Unlocking the Secret Pleasures of Menopause
Physician-author Christiane Northrup tells women that midlife can be a good thing, especially for those who boost their nitric oxide and foster their sexuality.
Northrup's Rewiring Plan
Northrup gives plenty of commonsense suggestions on how to find the secret pleasures of menopause, the kind of stuff everyone has heard before -- eat a balanced diet, take supplements to get enough vitamins, find a workout you enjoy and stick with it, reduce stress.
But the new message is the importance of maintaining -- even expanding -- sexuality. Out goes the idea that a woman in her 50s and 60s and beyond can't be sexy -- or have plenty of sex. For the doubtful, she offers ideas on how to go from feeling frumpy to sensual first by changing your mind-set. Among the suggestions:
- Buy great underwear, even if you're without a partner.
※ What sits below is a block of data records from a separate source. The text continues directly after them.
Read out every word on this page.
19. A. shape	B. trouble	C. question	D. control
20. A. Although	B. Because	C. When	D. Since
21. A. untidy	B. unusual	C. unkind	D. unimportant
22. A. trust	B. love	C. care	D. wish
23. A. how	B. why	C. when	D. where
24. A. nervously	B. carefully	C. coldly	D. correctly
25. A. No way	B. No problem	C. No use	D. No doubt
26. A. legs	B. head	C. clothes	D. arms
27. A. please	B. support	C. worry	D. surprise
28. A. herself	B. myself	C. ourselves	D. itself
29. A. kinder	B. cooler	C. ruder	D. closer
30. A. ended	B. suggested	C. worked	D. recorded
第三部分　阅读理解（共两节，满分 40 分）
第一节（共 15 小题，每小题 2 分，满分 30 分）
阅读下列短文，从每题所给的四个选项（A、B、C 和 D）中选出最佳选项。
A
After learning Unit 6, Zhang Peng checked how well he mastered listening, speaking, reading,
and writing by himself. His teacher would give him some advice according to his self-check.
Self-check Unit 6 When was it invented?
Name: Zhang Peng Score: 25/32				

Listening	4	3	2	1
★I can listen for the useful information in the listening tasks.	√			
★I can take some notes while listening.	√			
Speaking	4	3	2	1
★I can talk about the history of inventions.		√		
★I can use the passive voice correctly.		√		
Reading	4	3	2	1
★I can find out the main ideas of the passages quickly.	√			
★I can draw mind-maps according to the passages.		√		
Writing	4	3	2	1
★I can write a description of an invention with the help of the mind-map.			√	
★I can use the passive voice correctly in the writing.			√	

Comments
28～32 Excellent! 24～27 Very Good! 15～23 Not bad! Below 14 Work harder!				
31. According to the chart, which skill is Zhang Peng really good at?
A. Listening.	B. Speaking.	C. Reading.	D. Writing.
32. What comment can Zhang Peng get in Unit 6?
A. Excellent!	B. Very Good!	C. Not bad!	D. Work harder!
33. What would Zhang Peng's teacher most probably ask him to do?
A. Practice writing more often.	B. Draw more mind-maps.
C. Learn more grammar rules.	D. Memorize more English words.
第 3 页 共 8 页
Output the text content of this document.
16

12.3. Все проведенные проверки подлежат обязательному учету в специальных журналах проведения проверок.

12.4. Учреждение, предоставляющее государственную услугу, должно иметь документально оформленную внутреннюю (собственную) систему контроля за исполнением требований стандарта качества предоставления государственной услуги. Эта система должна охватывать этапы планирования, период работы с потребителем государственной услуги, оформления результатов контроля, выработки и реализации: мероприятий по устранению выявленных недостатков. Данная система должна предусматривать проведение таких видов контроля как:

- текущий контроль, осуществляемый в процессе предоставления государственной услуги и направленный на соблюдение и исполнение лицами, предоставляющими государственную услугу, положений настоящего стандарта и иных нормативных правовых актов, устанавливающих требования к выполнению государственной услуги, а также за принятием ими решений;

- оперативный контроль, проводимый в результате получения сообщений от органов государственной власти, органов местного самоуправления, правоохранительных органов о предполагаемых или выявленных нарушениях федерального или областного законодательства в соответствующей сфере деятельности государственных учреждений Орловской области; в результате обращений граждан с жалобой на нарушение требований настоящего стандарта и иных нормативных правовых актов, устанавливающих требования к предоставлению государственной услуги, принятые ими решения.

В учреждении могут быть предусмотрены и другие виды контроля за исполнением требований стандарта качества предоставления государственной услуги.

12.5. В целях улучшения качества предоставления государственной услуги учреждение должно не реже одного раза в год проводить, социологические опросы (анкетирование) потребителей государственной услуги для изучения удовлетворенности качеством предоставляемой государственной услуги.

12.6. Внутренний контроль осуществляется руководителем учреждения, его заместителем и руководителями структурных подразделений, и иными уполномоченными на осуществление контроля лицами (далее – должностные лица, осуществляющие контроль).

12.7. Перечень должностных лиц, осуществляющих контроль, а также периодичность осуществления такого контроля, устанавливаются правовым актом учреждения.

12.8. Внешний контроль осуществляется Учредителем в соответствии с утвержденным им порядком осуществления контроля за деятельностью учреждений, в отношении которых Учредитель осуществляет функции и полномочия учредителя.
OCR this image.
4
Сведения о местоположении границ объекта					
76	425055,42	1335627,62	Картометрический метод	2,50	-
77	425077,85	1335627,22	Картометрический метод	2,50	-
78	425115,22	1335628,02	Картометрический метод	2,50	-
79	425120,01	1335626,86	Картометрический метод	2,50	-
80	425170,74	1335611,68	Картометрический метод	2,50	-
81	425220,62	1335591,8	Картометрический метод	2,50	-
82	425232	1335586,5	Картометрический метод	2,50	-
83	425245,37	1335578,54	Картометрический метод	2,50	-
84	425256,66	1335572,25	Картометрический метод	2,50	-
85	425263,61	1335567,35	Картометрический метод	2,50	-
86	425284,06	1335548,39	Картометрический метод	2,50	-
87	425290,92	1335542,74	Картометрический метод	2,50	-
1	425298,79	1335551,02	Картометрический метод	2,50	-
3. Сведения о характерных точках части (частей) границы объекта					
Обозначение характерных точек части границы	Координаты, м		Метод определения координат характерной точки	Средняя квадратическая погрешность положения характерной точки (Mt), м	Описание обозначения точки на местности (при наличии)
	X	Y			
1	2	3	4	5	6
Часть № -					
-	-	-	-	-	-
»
Quiet the voice that says, "But no one but me will see it."
- Redefine yourself. (If your grown-up kids balk or snicker, ignore them.) After she got divorced at midlife, she jazzed up her wardrobe with a bit of leopard print, which her youngest daughter initially balked at -- a reaction Northrup ignored.
- Learn to love yourself. Buy yourself flowers every week. Get a massage. Or offer to trade foot rubs or massages with your partner.
- Get to know yourself up close and personal. In a section subtitled "To Know Thy Clitoris Is to Love Thy Clitoris," Northrup talks about how to explore and find out what specific area of the clitoris is most a turn-on for you. (Hint: she says to try your 1 o'clock position, as you look down).
- Rewire negative thoughts. Instead of "Ugh, my thighs are heavy," Northrup suggests focusing on more positive facts about them, like they are soft and smooth and your partner likes to caress them.
Sex after menopause can be the best ever, Northrup insists. She offers her "7 secret keys that will open the door to wonderful sexuality and sensuality after menopause."
Among them: she advises women to explore their own pleasure, learn to turn themselves on, release negativity, and live in a way that motivates others to be at their best and their healthiest.
"The advice is good," says Wulf Utian, MD, PhD, a consultant in women's health for the Cleveland Clinic in Ohio and executive director of the North American Menopause Society, who tells WebMD he is not speaking on behalf of either organization, rather offering his own opinion.
But whether nitric oxide can be given all the credit, he is not so sure. "We know nitric oxide is extremely important in bodily functions," he says. "The advice [in the book] is good, but there is nothing new about the advice. She is trying to add a scientific hook."
"If her book is successful at getting people to develop a positive attitude and improve their quality of life, than I say more power to her," he says. But he says research on nitric oxide has a ways to go before proving that it is as important to well being as Northrup contends.
For most women, feeling better about menopause may be enough, he says. How it happens is probably irrelevant.